On Saturday, June 27, around 12:30 p.m., Atlanta residents took to social media to report sudden water outages around the city. Students living on and around Tech’s campus also experienced water shortages and significantly lowered water pressure.
About an hour later at 1:22 p.m., the city of Atlanta released a tweet on their account @CityofAtlanta containing a graphic reporting that the Department of Watershed Management (DWM) was investigating a 36 inch water main break on Tech’s campus. The main break, which was located at the intersection of Ferst Drive NW and Hemphill Avenue NW is a likely cause for the widespread water outages around Atlanta.
In a press release from the DWM it was stated that the water main break on Tech’s west campus “… interrupted service at the Hemphill Electric Pumping Station. The Hemphill service area may experience low or no water pressure.”
Katie Carlson, a third-year CM major currently residing in Home Park, a student-populated neighborhood just north of Tech’s campus, noticed an issue with the water pressure earlier today.
“I went to turn on the water in my kitchen and noticed the water pressure was a lot lower than normal. Even with the knob all the way up, it was coming out at about 50%,” said Carlson.
After checking the water tank in her house and finding nothing wrong, Carlson turned to a community GroupMe chat to see if others were having the same issues.
“A short while later the bathroom sink also had low water pressure, and at this point the pressure was at about 25% and I was concerned so I reached out to my Home Park friends,” said Carlson.
Carlson and friends then walked from Home Park to the site of the main break to see what was going on.

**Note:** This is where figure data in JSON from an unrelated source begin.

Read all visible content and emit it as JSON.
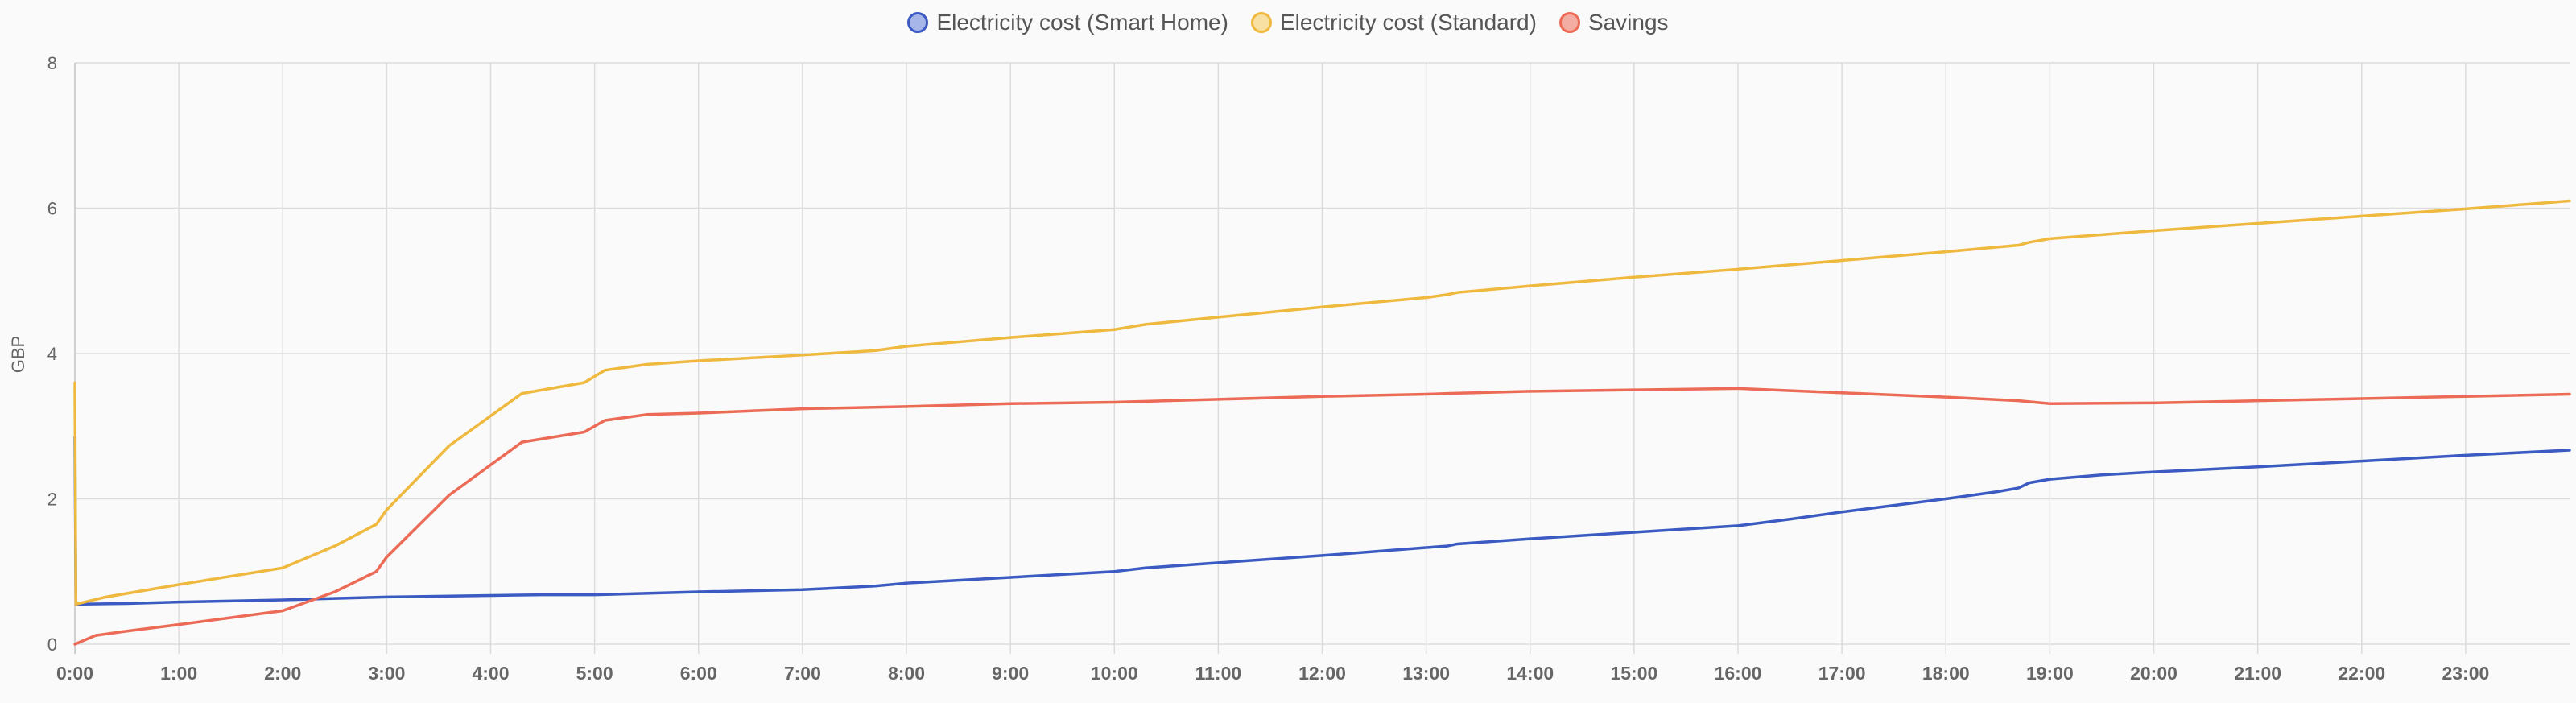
{
  "chart_data": {
    "type": "line",
    "title": "",
    "xlabel": "",
    "ylabel": "GBP",
    "ylim": [
      0,
      8
    ],
    "xlim": [
      0,
      24
    ],
    "y_ticks": [
      "0",
      "2",
      "4",
      "6",
      "8"
    ],
    "x_ticks": [
      "0:00",
      "1:00",
      "2:00",
      "3:00",
      "4:00",
      "5:00",
      "6:00",
      "7:00",
      "8:00",
      "9:00",
      "10:00",
      "11:00",
      "12:00",
      "13:00",
      "14:00",
      "15:00",
      "16:00",
      "17:00",
      "18:00",
      "19:00",
      "20:00",
      "21:00",
      "22:00",
      "23:00"
    ],
    "grid": true,
    "legend_position": "top-center",
    "series": [
      {
        "name": "Electricity cost (Smart Home)",
        "color": "#3b5bc2",
        "fill": "#a7b6e8",
        "x": [
          0,
          0,
          0.01,
          0.5,
          1,
          2,
          2.5,
          3,
          4,
          4.5,
          5,
          6,
          7,
          7.7,
          8,
          8.5,
          9,
          10,
          10.3,
          11,
          12,
          13,
          13.2,
          13.3,
          14,
          15,
          16,
          16.5,
          17,
          18,
          18.5,
          18.7,
          18.8,
          19,
          19.5,
          20,
          21,
          22,
          23,
          24
        ],
        "y": [
          2.85,
          2.85,
          0.55,
          0.56,
          0.58,
          0.61,
          0.63,
          0.65,
          0.67,
          0.68,
          0.68,
          0.72,
          0.75,
          0.8,
          0.84,
          0.88,
          0.92,
          1.0,
          1.05,
          1.12,
          1.22,
          1.33,
          1.35,
          1.38,
          1.45,
          1.54,
          1.63,
          1.72,
          1.82,
          2.0,
          2.1,
          2.15,
          2.22,
          2.27,
          2.33,
          2.37,
          2.44,
          2.52,
          2.6,
          2.67
        ]
      },
      {
        "name": "Electricity cost (Standard)",
        "color": "#efb93f",
        "fill": "#f8e0a2",
        "x": [
          0,
          0,
          0.01,
          0.3,
          1,
          2,
          2.5,
          2.9,
          3.0,
          3.6,
          4.3,
          4.9,
          5.1,
          5.5,
          6,
          7,
          7.7,
          8,
          8.5,
          9,
          10,
          10.3,
          11,
          12,
          13,
          13.2,
          13.3,
          14,
          15,
          16,
          17,
          18,
          18.7,
          18.8,
          19,
          20,
          21,
          22,
          23,
          24
        ],
        "y": [
          3.6,
          3.6,
          0.55,
          0.65,
          0.82,
          1.05,
          1.35,
          1.65,
          1.85,
          2.73,
          3.45,
          3.6,
          3.77,
          3.85,
          3.9,
          3.98,
          4.04,
          4.1,
          4.16,
          4.22,
          4.33,
          4.4,
          4.5,
          4.64,
          4.77,
          4.81,
          4.84,
          4.93,
          5.05,
          5.16,
          5.28,
          5.4,
          5.49,
          5.53,
          5.58,
          5.69,
          5.79,
          5.89,
          5.99,
          6.1
        ]
      },
      {
        "name": "Savings",
        "color": "#ec6b56",
        "fill": "#f3ada3",
        "x": [
          0,
          0.2,
          0.5,
          1,
          2,
          2.5,
          2.9,
          3.0,
          3.6,
          4.3,
          4.9,
          5.1,
          5.5,
          6,
          7,
          8,
          9,
          10,
          11,
          12,
          13,
          13.2,
          14,
          15,
          16,
          17,
          18,
          18.7,
          19,
          20,
          21,
          22,
          23,
          24
        ],
        "y": [
          0,
          0.12,
          0.18,
          0.27,
          0.46,
          0.72,
          1.0,
          1.2,
          2.05,
          2.78,
          2.92,
          3.08,
          3.16,
          3.18,
          3.24,
          3.27,
          3.31,
          3.33,
          3.37,
          3.41,
          3.44,
          3.45,
          3.48,
          3.5,
          3.52,
          3.46,
          3.4,
          3.35,
          3.31,
          3.32,
          3.35,
          3.38,
          3.41,
          3.44
        ]
      }
    ]
  }
}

“We walked there from Tenth Street, and Hemphill was closed off and police officers were directing traffic and talking to one another … the water wasn’t gushing when we got there, in fact there was a little mini whirlpool in the middle, so it looked like they were trying to drain it,” said Carlson.
There hasn’t been an official assessment of the damage the water may have caused to parts of Tech’s campus, but the water from the break seemed to have significantly spread to areas around the scene.
“The water flooded all the way to the Burger Bowl bleachers,” said Carlson. “The water also definitely spread into the construction area where the old police department was.”
Much of the city, including Tech’s campus and the areas surrounding, including off-campus student apartments, are currently on a boil water advisory. A GTENS alert was sent out to the Tech community a few minutes after 4:30 p.m., alerting students of the water main break and advisory.
The GTENS alert advised those who have experienced water issues to either boil their water or rely on bottled water for drinking and brushing their teeth until the advisory is over. At 5 p.m. the Midtown Publix, one of the closest grocery stores to campus, confirmed that they were running low on bottled water, leaving affected students who received the alert late in search of water to use indefinitely until the DWM is cleared to lift the advisory.